Dendritic cells, in general, act as sentinels by conducting surveillance in tissues. For instance, they can detect infection in the body by pinpointing “danger signals” linked with invading pathogenic agents. Dendritic cells regardless of type zero in on PAMPS—pathogen-associated molecular patterns—which are derived from microorganisms. One of the most notorious PAMPs is a potentially deadly bacterial component known as lipopolysaccharide, or LPS, which is found on the outer cell wall of gram-negative bacteria. Dendritics obtain antigens from the deadly invasive source—and the launch of the adaptive immune system assault on the infiltrator begins.

While the findings by Hatscher, Dudziak and their colleagues may prompt scientists worldwide to take stock of a broader role for these immune system constituents, it’s now clear that Germany has been in the vanguard of dendritic cell research for 153 years.

German pathologist Paul Langerhans, while still a medical student, was the first to describe DCs in skin cells. Although he mistakenly defined them as nerve cells, he is credited with bringing attention to bear on this hardworking cell population. (Langerhans is also famous for research involving the pancreas. An insulin-secreting cluster of cells in the pancreas is named after him: the islets of Langerhans).
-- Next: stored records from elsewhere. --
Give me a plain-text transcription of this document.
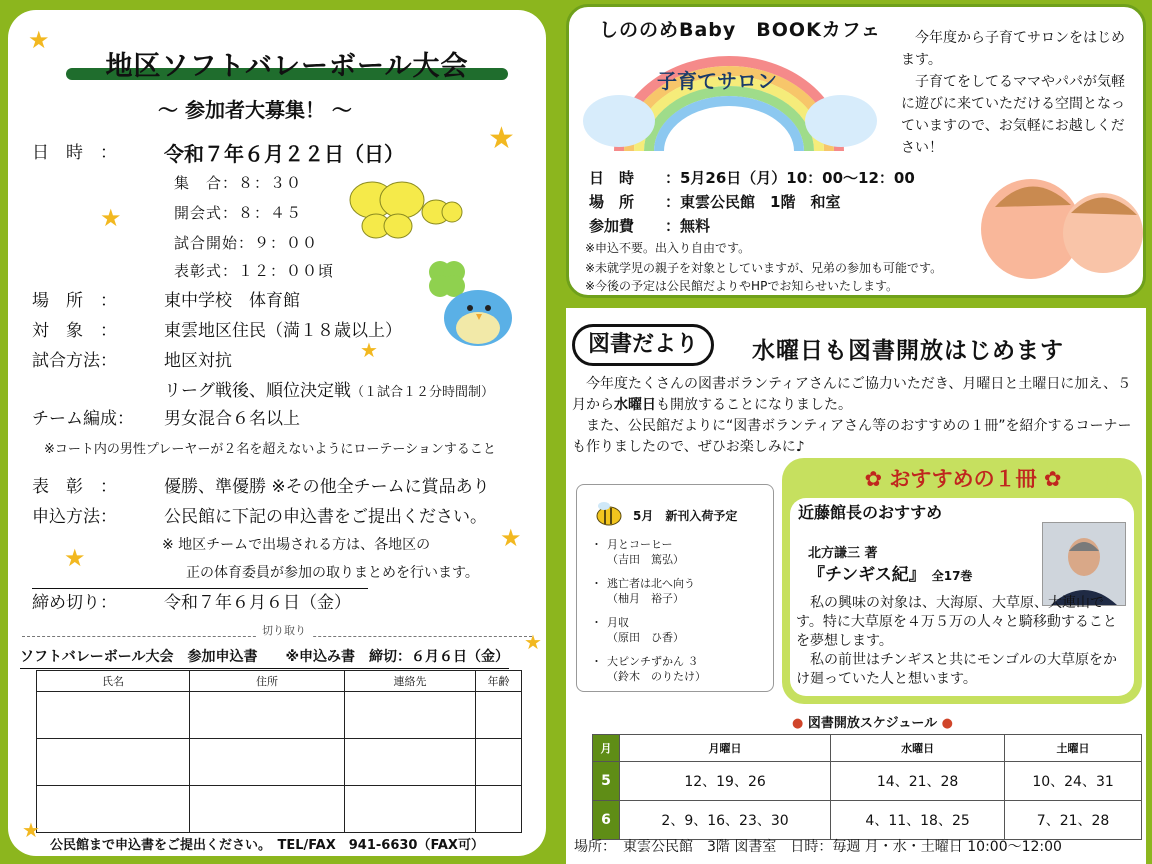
★
地区ソフトバレーボール大会
～ 参加者大募集！ ～
★
日　時　：	令和７年６月２２日（日）
集　合：８：３０
開会式：８：４５
試合開始：９：００
表彰式：１２：００頃
★
場　所　：	東中学校　体育館
対　象　：	東雲地区住民（満１８歳以上）
★
試合方法：	地区対抗
リーグ戦後、順位決定戦（１試合１２分時間制）
チーム編成：	男女混合６名以上
※コート内の男性プレーヤーが２名を超えないようにローテーションすること
表　彰　：	優勝、準優勝 ※その他全チームに賞品あり
申込方法：	公民館に下記の申込書をご提出ください。
★
※ 地区チームで出場される方は、各地区の
★
正の体育委員が参加の取りまとめを行います。
締め切り：	令和７年６月６日（金）
切り取り
ソフトバレーボール大会　参加申込書　　※申込み書　締切：６月６日（金）
★
氏名	住所	連絡先	年齢

★
公民館まで申込書をご提出ください。　TEL/FAX　941-6630（FAX可）
しののめBaby　BOOKカフェ
子育てサロン
今年度から子育てサロンをはじめます。
子育てをしてるママやパパが気軽に遊びに来ていただける空間となっていますので、お気軽にお越しください！
日　時 ：5月26日（月）10：00～12：00
場　所 ：東雲公民館　1階　和室
参加費 ：無料
※申込不要。出入り自由です。
※未就学児の親子を対象としていますが、兄弟の参加も可能です。
※今後の予定は公民館だよりやHPでお知らせいたします。
図書だより	水曜日も図書開放はじめます
今年度たくさんの図書ボランティアさんにご協力いただき、月曜日と土曜日に加え、５月から水曜日も開放することになりました。
また、公民館だよりに“図書ボランティアさん等のおすすめの１冊”を紹介するコーナーも作りましたので、ぜひお楽しみに♪
5月　新刊入荷予定
・ 月とコーヒー
（吉田　篤弘）
・ 逃亡者は北へ向う
（柚月　裕子）
・ 月収
（原田　ひ香）
・ 大ピンチずかん ３
（鈴木　のりたけ）
✿ おすすめの１冊 ✿
近藤館長のおすすめ
北方謙三 著
『チンギス紀』 全17巻
私の興味の対象は、大海原、大草原、大連山です。特に大草原を４万５万の人々と騎移動することを夢想します。
私の前世はチンギスと共にモンゴルの大草原をかけ廻っていた人と想います。
● 図書開放スケジュール ●
月	月曜日	水曜日	土曜日
5	12、19、26	14、21、28	10、24、31
6	2、9、16、23、30	4、11、18、25	7、21、28
場所：　東雲公民館　3階 図書室　日時：毎週 月・水・土曜日 10:00～12:00
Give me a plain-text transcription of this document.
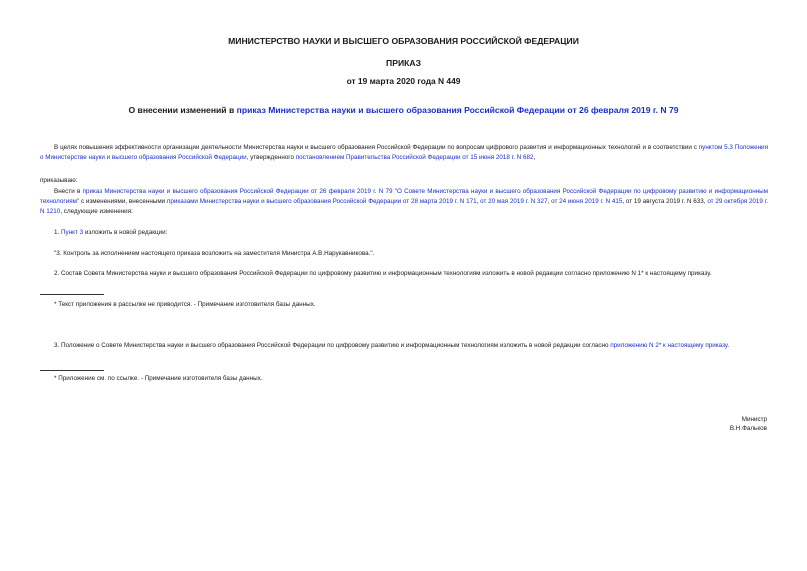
МИНИСТЕРСТВО НАУКИ И ВЫСШЕГО ОБРАЗОВАНИЯ РОССИЙСКОЙ ФЕДЕРАЦИИ
ПРИКАЗ
от 19 марта 2020 года N 449
О внесении изменений в приказ Министерства науки и высшего образования Российской Федерации от 26 февраля 2019 г. N 79
В целях повышения эффективности организации деятельности Министерства науки и высшего образования Российской Федерации по вопросам цифрового развития и информационных технологий и в соответствии с пунктом 5.3 Положения о Министерстве науки и высшего образования Российской Федерации, утвержденного постановлением Правительства Российской Федерации от 15 июня 2018 г. N 682,
приказываю:
Внести в приказ Министерства науки и высшего образования Российской Федерации от 26 февраля 2019 г. N 79 "О Совете Министерства науки и высшего образования Российской Федерации по цифровому развитию и информационным технологиям" с изменениями, внесенными приказами Министерства науки и высшего образования Российской Федерации от 28 марта 2019 г. N 171, от 20 мая 2019 г. N 327, от 24 июня 2019 г. N 415, от 19 августа 2019 г. N 633, от 29 октября 2019 г. N 1210, следующие изменения:
1. Пункт 3 изложить в новой редакции:
"3. Контроль за исполнением настоящего приказа возложить на заместителя Министра А.В.Нарукавникова.".
2. Состав Совета Министерства науки и высшего образования Российской Федерации по цифровому развитию и информационным технологиям изложить в новой редакции согласно приложению N 1* к настоящему приказу.
* Текст приложения в рассылке не приводится. - Примечание изготовителя базы данных.
3. Положение о Совете Министерства науки и высшего образования Российской Федерации по цифровому развитию и информационным технологиям изложить в новой редакции согласно приложению N 2* к настоящему приказу.
* Приложение см. по ссылке. - Примечание изготовителя базы данных.
Министр
В.Н.Фальков
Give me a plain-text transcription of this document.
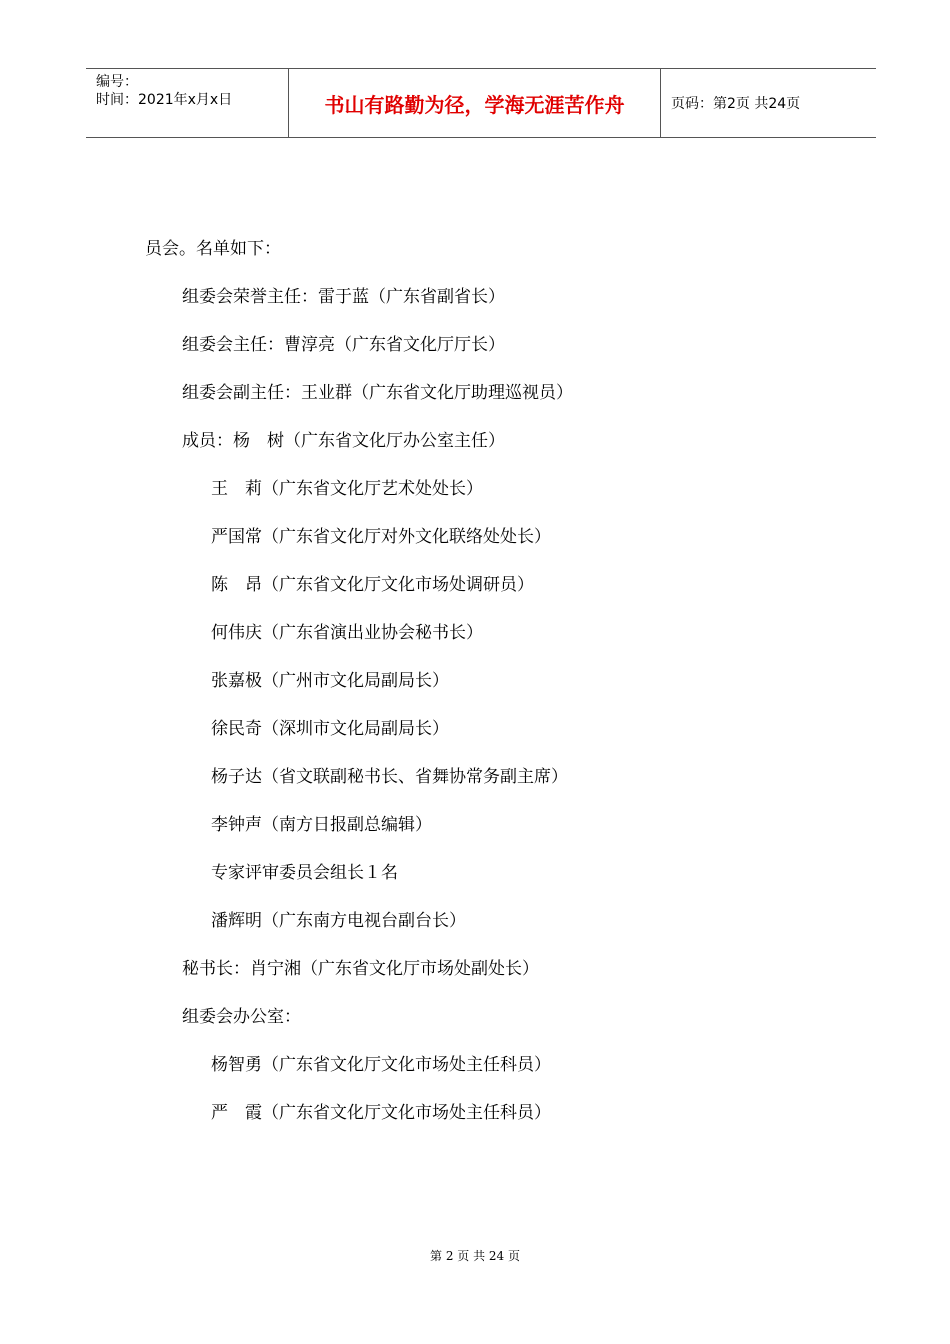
编号：
时间：2021年x月x日	书山有路勤为径，学海无涯苦作舟	页码：第2页 共24页
员会。名单如下：
组委会荣誉主任：雷于蓝（广东省副省长）
组委会主任：曹淳亮（广东省文化厅厅长）
组委会副主任：王业群（广东省文化厅助理巡视员）
成员：杨　树（广东省文化厅办公室主任）
王　莉（广东省文化厅艺术处处长）
严国常（广东省文化厅对外文化联络处处长）
陈　昂（广东省文化厅文化市场处调研员）
何伟庆（广东省演出业协会秘书长）
张嘉极（广州市文化局副局长）
徐民奇（深圳市文化局副局长）
杨子达（省文联副秘书长、省舞协常务副主席）
李钟声（南方日报副总编辑）
专家评审委员会组长１名
潘辉明（广东南方电视台副台长）
秘书长：肖宁湘（广东省文化厅市场处副处长）
组委会办公室：
杨智勇（广东省文化厅文化市场处主任科员）
严　霞（广东省文化厅文化市场处主任科员）
第 2 页 共 24 页
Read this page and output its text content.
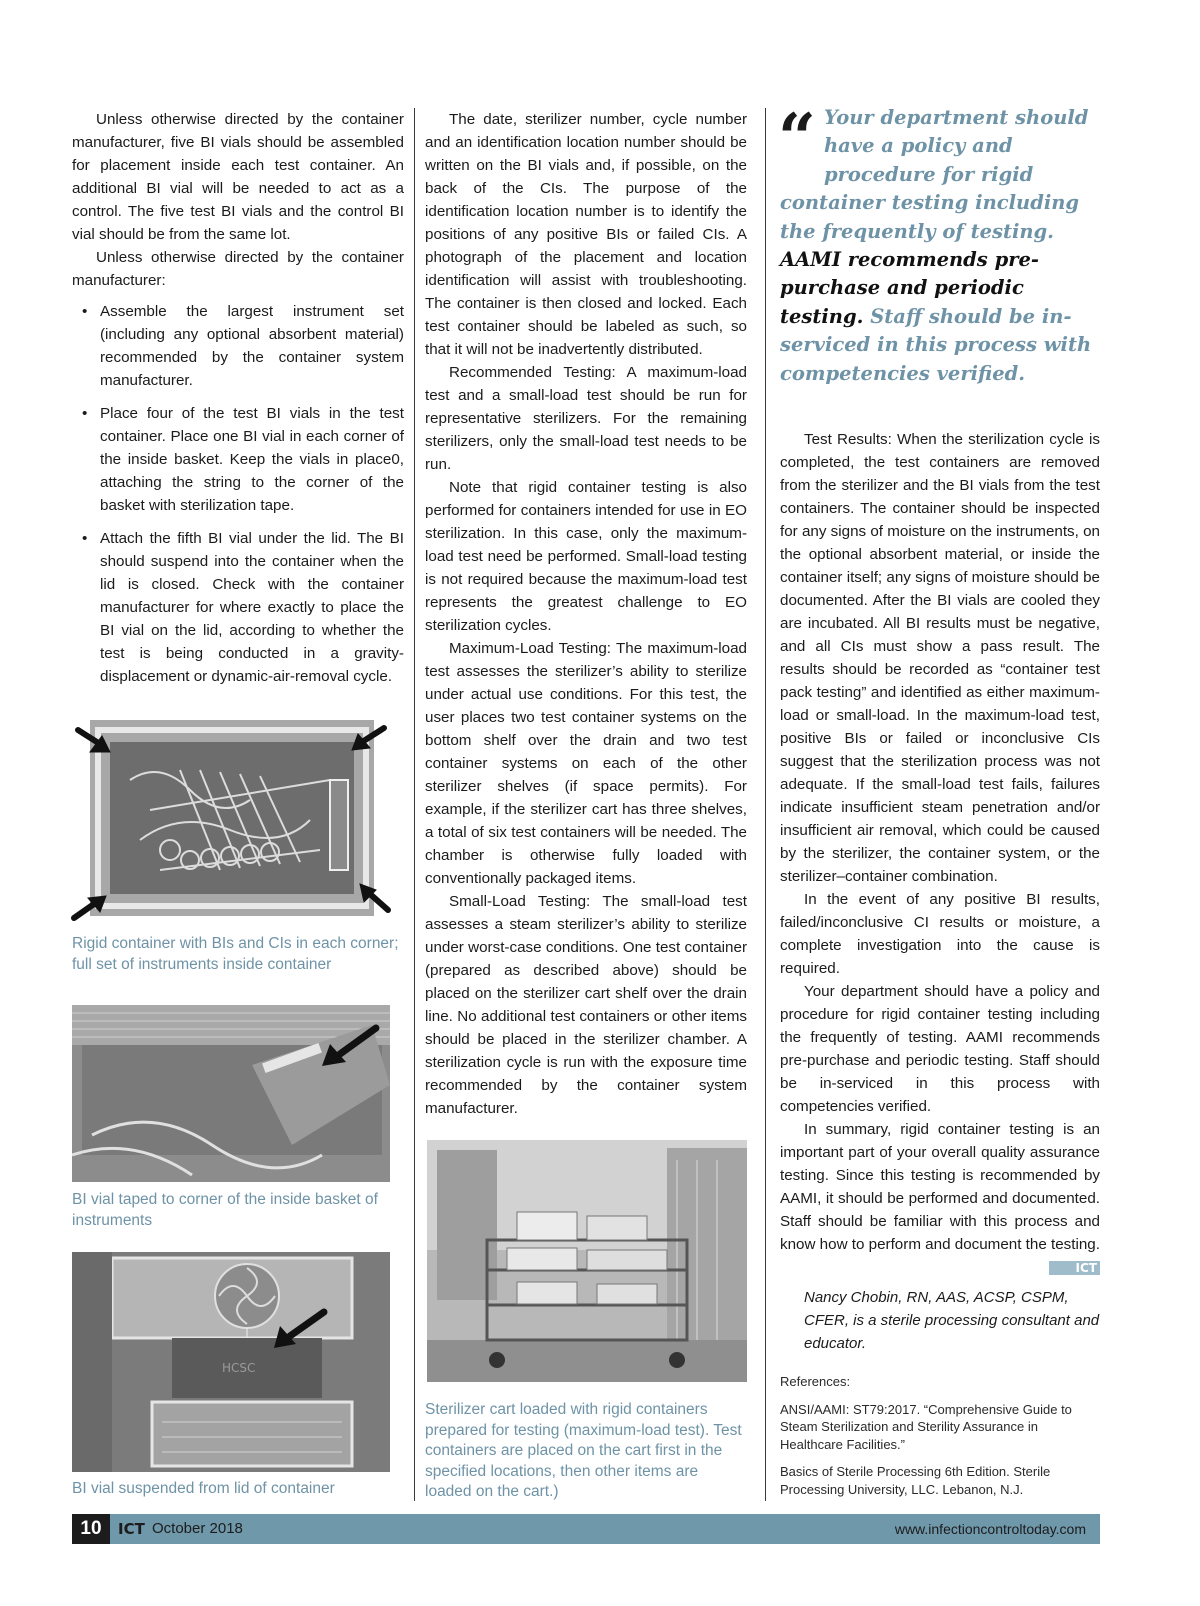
Unless otherwise directed by the container manufacturer, five BI vials should be assembled for placement inside each test container. An additional BI vial will be needed to act as a control. The five test BI vials and the control BI vial should be from the same lot.

Unless otherwise directed by the container manufacturer:

• Assemble the largest instrument set (including any optional absorbent material) recommended by the container system manufacturer.
• Place four of the test BI vials in the test container. Place one BI vial in each corner of the inside basket. Keep the vials in place0, attaching the string to the corner of the basket with sterilization tape.
• Attach the fifth BI vial under the lid. The BI should suspend into the container when the lid is closed. Check with the container manufacturer for where exactly to place the BI vial on the lid, according to whether the test is being conducted in a gravity-displacement or dynamic-air-removal cycle.
Rigid container with BIs and CIs in each corner; full set of instruments inside container
BI vial taped to corner of the inside basket of instruments
HCSC
BI vial suspended from lid of container

The date, sterilizer number, cycle number and an identification location number should be written on the BI vials and, if possible, on the back of the CIs. The purpose of the identification location number is to identify the positions of any positive BIs or failed CIs. A photograph of the placement and location identification will assist with troubleshooting. The container is then closed and locked. Each test container should be labeled as such, so that it will not be inadvertently distributed.

Recommended Testing: A maximum-load test and a small-load test should be run for representative sterilizers. For the remaining sterilizers, only the small-load test needs to be run.

Note that rigid container testing is also performed for containers intended for use in EO sterilization. In this case, only the maximum-load test need be performed. Small-load testing is not required because the maximum-load test represents the greatest challenge to EO sterilization cycles.

Maximum-Load Testing: The maximum-load test assesses the sterilizer’s ability to sterilize under actual use conditions. For this test, the user places two test container systems on the bottom shelf over the drain and two test container systems on each of the other sterilizer shelves (if space permits). For example, if the sterilizer cart has three shelves, a total of six test containers will be needed. The chamber is otherwise fully loaded with conventionally packaged items.

Small-Load Testing: The small-load test assesses a steam sterilizer’s ability to sterilize under worst-case conditions. One test container (prepared as described above) should be placed on the sterilizer cart shelf over the drain line. No additional test containers or other items should be placed in the sterilizer chamber. A sterilization cycle is run with the exposure time recommended by the container system manufacturer.

Sterilizer cart loaded with rigid containers prepared for testing (maximum-load test). Test containers are placed on the cart first in the specified locations, then other items are loaded on the cart.)
“ Your department should have a policy and procedure for rigid container testing including the frequently of testing. AAMI recommends pre-purchase and periodic testing. Staff should be in-serviced in this process with competencies verified.

Test Results: When the sterilization cycle is completed, the test containers are removed from the sterilizer and the BI vials from the test containers. The container should be inspected for any signs of moisture on the instruments, on the optional absorbent material, or inside the container itself; any signs of moisture should be documented. After the BI vials are cooled they are incubated. All BI results must be negative, and all CIs must show a pass result. The results should be recorded as “container test pack testing” and identified as either maximum-load or small-load. In the maximum-load test, positive BIs or failed or inconclusive CIs suggest that the sterilization process was not adequate. If the small-load test fails, failures indicate insufficient steam penetration and/or insufficient air removal, which could be caused by the sterilizer, the container system, or the sterilizer–container combination.

In the event of any positive BI results, failed/inconclusive CI results or moisture, a complete investigation into the cause is required.

Your department should have a policy and procedure for rigid container testing including the frequently of testing. AAMI recommends pre-purchase and periodic testing. Staff should be in-serviced in this process with competencies verified.

In summary, rigid container testing is an important part of your overall quality assurance testing. Since this testing is recommended by AAMI, it should be performed and documented. Staff should be familiar with this process and know how to perform and document the testing.
ICT

Nancy Chobin, RN, AAS, ACSP, CSPM, CFER, is a sterile processing consultant and educator.
References:
ANSI/AAMI: ST79:2017. “Comprehensive Guide to Steam Sterilization and Sterility Assurance in Healthcare Facilities.”
Basics of Sterile Processing 6th Edition. Sterile Processing University, LLC. Lebanon, N.J.
10	ICT October 2018	www.infectioncontroltoday.com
Hatscher and Dudziak, meanwhile, report that their 21st-century discovery not only enhances overall knowledge about the immune system, but paves the way for using this new knowledge in the fight against disease processes. “These findings not only define the human conventional type 2 dendritic cell subpopulation as a prime target for the treatment of inflammasome-dependent inflammatory diseases, but may also inform new approaches for adjuvant and vaccine development.”